Canadian schools accused of skirting history
Canadian students are finishing high school without a basic understanding of their country's history, and schools are ignoring the subject in favour of a new fixation with math and science, says the Dominion Institute.
The private, Toronto-based advocacy group says provincial governments could help solve the problem by making Canadian history a mandatory requirement of high school graduation.
The institute's Remembrance Day poll - a national survey conducted last month of more than 1,000 Canadians - suggests the public would go even further. Eighty per cent of those surveyed said high schools should impose compulsory courses in 20th-century Canadian history, including a study of the First and Second World Wars.
Currently, only three provinces require high school students to study some Canadian history.
"Incredible as it seems, there are provinces where you can go through school and not be required to take a single course in Canadian history," said Rudyard Griffiths, executive director of the institute.
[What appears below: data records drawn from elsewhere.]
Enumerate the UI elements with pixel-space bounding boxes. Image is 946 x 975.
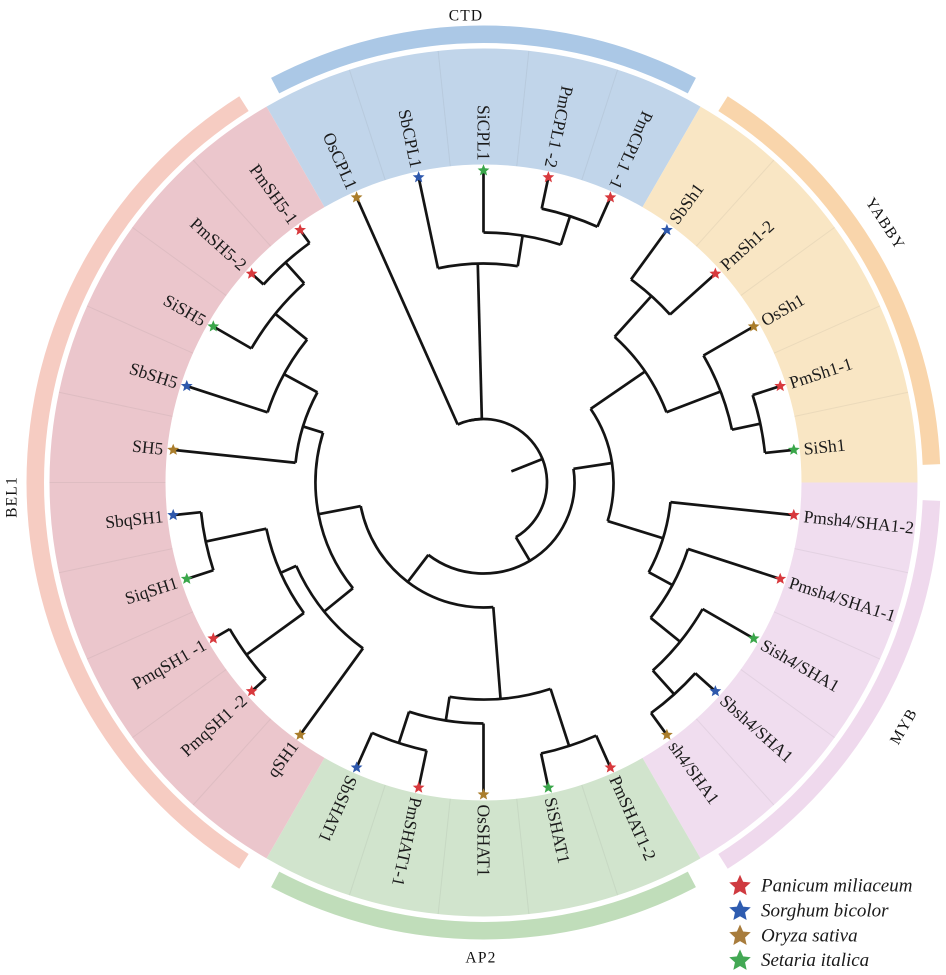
svg-text:Sorghum bicolor: Sorghum bicolor	[761, 900, 889, 921]
svg-text:SiSh1: SiSh1	[803, 435, 847, 459]
svg-text:AP2: AP2	[465, 950, 496, 967]
svg-text:BEL1: BEL1	[4, 476, 21, 518]
svg-text:SH5: SH5	[131, 436, 164, 459]
svg-text:OsSHAT1: OsSHAT1	[474, 805, 494, 877]
svg-text:SiCPL1: SiCPL1	[474, 105, 494, 160]
svg-text:Panicum miliaceum: Panicum miliaceum	[760, 876, 912, 897]
svg-text:CTD: CTD	[449, 8, 484, 25]
svg-text:Setaria italica: Setaria italica	[761, 950, 869, 971]
svg-text:Oryza sativa: Oryza sativa	[761, 925, 858, 946]
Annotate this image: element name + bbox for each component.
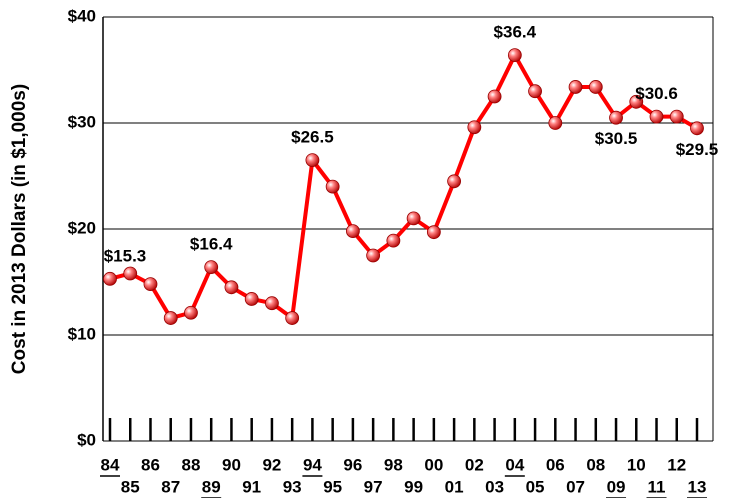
x-tick-label: 08 — [586, 455, 605, 474]
x-tick-label: 03 — [485, 477, 504, 496]
data-point — [609, 110, 623, 125]
data-point — [285, 311, 300, 325]
x-tick-label: 09 — [607, 477, 626, 496]
x-tick-label: 91 — [242, 477, 261, 496]
y-tick-label: $40 — [68, 6, 96, 25]
data-label: $29.5 — [676, 140, 719, 159]
x-tick-label: 90 — [222, 455, 241, 474]
y-axis-label: Cost in 2013 Dollars (in $1,000s) — [9, 84, 30, 374]
x-tick-label: 87 — [161, 477, 180, 496]
x-tick-label: 13 — [688, 477, 707, 496]
x-tick-label: 88 — [182, 455, 201, 474]
x-tick-label: 93 — [283, 477, 302, 496]
x-tick-label: 89 — [202, 477, 221, 496]
x-tick-label: 07 — [566, 477, 585, 496]
data-point — [143, 277, 158, 292]
data-point — [629, 94, 644, 109]
data-label: $36.4 — [494, 23, 537, 42]
data-point — [548, 116, 563, 130]
x-tick-label: 86 — [141, 455, 160, 474]
x-tick-label: 10 — [627, 455, 646, 474]
x-tick-label: 01 — [445, 477, 464, 496]
data-point — [366, 248, 381, 263]
data-label: $26.5 — [291, 128, 334, 147]
x-tick-label: 94 — [303, 455, 322, 474]
x-tick-label: 00 — [424, 455, 443, 474]
data-point — [184, 305, 198, 320]
y-tick-label: $30 — [68, 112, 96, 131]
y-tick-label: $10 — [68, 324, 96, 343]
data-point — [325, 179, 340, 194]
y-tick-label: $0 — [77, 430, 96, 449]
data-point — [507, 48, 522, 63]
x-tick-label: 99 — [404, 477, 423, 496]
x-tick-label: 85 — [121, 477, 140, 496]
data-point — [588, 80, 603, 94]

"I think it's having a pernicious effect on Canadians' knowledge of history. For one thing, we have high school graduates not being able to associate D-Day with the invasion of Normandy."
In Manitoba, Grade 11 students must take a general history course that includes a 20th-century Canadian component. Ontario has a compulsory Grade 10 Canadian history course that includes some study of the two World Wars, and Quebec has a mandatory Grade 11 course focused on the history of Quebec.
In all other provinces, Canadian history is either optional in high school or included piecemeal in broader social studies programs.